Селим разъяснял мне с безмерным терпением, что с чем соотносится и почему одни орнаменты несовместимы с другими, а также, что предпочитал носить султан в том или ином случае: когда наш господин желал произвести впечатление на какого-нибудь иностранного посла или монарха или когда отправлялся в протокольную поездку; когда он желал переодеться в течение приема или на каком-нибудь очень длинном вечернем мероприятии.

Абдул-Гамид был хозяином всего и всех. В его присутствии не было места ни сомнению, ни малейшему колебанию. Тем из нас, кому доставалось счастье и высшая честь непосредственно прислуживать ему, считали себя привилегированными людьми. И Селим-бей оказал мне доверие, назначив на сверхответственную должность, потому что на ней, также, как и на других, напрямую связанных с господином, сбои не допускались. Я был не больше и не меньше, как ответственным за образ самого султана.

Абдул-Гамид был человеком с переменчивым и опасным характером, Я убеждался в этом с каждым днем. Если все шло прекрасно, без малейшей оплошности, он вел себя так, словно тебя тут не было. Мы носили домашние туфли, подвязанные сзади и подшитые несколькими слоями шелка, приглушавшими, сводившими на нет любой звук шагов.

Если кто-то ронял что-нибудь возле султана или опрокидывал рюмку или даже покашливал, его дела были плохи. Первое наказание состояло в том, что человека окончательно освобождали от должности и направляли на тяжелые работы, вдали от двора султана. Его определяли на кухню, в интендантские склады, отряды вывоза навоза, службу уборки мусора и другие места.

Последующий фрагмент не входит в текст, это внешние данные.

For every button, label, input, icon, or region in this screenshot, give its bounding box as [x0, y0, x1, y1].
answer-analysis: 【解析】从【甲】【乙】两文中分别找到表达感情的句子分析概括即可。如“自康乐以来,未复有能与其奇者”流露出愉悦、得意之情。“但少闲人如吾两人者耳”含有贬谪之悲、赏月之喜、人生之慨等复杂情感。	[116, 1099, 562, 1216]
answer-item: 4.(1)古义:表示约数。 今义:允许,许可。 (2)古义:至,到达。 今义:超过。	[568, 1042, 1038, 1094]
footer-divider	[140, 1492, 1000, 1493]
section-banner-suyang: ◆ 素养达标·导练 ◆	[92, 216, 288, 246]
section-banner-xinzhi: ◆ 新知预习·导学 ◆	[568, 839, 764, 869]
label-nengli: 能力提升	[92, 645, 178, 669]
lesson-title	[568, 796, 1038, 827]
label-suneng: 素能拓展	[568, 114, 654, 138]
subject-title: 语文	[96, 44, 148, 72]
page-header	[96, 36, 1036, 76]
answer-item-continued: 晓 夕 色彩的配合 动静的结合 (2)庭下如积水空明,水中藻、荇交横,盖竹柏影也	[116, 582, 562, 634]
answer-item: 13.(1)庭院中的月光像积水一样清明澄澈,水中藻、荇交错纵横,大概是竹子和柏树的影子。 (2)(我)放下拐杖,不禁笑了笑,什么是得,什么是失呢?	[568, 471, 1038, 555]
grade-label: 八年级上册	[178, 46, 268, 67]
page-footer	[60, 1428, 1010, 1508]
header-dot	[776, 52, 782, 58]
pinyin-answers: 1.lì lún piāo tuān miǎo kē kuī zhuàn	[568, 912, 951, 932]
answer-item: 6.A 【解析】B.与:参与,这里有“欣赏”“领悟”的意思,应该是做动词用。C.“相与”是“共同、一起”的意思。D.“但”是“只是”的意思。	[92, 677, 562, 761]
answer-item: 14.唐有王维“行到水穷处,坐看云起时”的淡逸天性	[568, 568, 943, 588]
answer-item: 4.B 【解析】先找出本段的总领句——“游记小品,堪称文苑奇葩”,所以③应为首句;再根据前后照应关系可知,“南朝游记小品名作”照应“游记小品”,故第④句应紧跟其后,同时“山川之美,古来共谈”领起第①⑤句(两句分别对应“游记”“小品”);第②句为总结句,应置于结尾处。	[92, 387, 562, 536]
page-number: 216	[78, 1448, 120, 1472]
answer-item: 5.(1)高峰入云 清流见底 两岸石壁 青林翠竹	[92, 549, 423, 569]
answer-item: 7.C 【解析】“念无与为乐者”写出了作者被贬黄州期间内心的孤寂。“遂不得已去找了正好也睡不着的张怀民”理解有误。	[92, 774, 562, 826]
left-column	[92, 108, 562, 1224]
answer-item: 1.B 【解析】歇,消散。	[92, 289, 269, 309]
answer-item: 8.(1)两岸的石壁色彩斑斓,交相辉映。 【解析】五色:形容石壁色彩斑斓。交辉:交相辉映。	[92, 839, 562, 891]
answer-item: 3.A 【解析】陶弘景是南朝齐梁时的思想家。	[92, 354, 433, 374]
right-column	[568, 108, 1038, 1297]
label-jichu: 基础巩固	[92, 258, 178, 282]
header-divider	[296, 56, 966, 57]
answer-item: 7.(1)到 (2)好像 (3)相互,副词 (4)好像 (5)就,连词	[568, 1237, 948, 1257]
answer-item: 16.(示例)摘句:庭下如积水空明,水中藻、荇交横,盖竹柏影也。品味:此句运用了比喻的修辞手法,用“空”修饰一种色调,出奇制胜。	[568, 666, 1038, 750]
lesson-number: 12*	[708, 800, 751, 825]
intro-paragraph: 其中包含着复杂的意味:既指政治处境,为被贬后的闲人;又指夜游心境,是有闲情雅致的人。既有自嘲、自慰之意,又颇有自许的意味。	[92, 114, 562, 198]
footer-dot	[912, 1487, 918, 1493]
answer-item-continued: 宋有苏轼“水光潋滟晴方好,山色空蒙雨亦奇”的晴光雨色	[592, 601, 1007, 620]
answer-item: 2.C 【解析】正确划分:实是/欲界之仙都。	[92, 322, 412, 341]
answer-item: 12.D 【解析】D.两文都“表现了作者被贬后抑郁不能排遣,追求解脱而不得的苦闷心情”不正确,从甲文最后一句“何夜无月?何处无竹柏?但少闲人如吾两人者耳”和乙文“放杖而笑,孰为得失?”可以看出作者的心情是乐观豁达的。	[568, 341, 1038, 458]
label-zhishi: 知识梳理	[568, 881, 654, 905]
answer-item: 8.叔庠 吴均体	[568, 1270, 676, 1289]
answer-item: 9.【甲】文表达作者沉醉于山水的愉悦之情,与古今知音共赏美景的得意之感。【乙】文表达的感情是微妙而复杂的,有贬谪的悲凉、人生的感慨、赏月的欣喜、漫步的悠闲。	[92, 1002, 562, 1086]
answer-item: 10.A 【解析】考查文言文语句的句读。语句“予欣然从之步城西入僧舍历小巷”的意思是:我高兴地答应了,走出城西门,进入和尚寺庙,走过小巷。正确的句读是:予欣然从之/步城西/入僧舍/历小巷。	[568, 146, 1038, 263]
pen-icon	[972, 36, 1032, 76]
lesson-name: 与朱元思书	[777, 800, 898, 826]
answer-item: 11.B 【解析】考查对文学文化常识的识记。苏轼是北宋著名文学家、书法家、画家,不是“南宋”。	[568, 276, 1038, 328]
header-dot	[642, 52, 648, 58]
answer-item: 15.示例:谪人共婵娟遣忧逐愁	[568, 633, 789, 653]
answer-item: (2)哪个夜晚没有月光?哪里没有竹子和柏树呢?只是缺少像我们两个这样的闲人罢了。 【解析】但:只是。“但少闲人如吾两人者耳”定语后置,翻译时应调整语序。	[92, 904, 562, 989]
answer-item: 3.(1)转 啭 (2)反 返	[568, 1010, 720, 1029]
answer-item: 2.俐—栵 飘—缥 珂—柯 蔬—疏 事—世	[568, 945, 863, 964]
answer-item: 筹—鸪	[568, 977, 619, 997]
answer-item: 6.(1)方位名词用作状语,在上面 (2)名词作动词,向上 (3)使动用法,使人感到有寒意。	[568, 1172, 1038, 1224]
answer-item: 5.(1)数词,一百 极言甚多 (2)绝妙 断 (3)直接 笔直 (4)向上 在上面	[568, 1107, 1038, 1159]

Если же султан высказывал недовольство, если какая-то оплошность или ошибка причиняли султану неудобство, виновника могли избить палками или чем-то еще более тяжелым, и даже упрятать в застенки на долгий срок.

Так что выполнение поручений происходило в обстановке террора, а на самого главу евнухов падала огромная ответственность за его назначения, за возвышение или увольнение тех, чье жизненное предназначение состояло в прислуживании султану.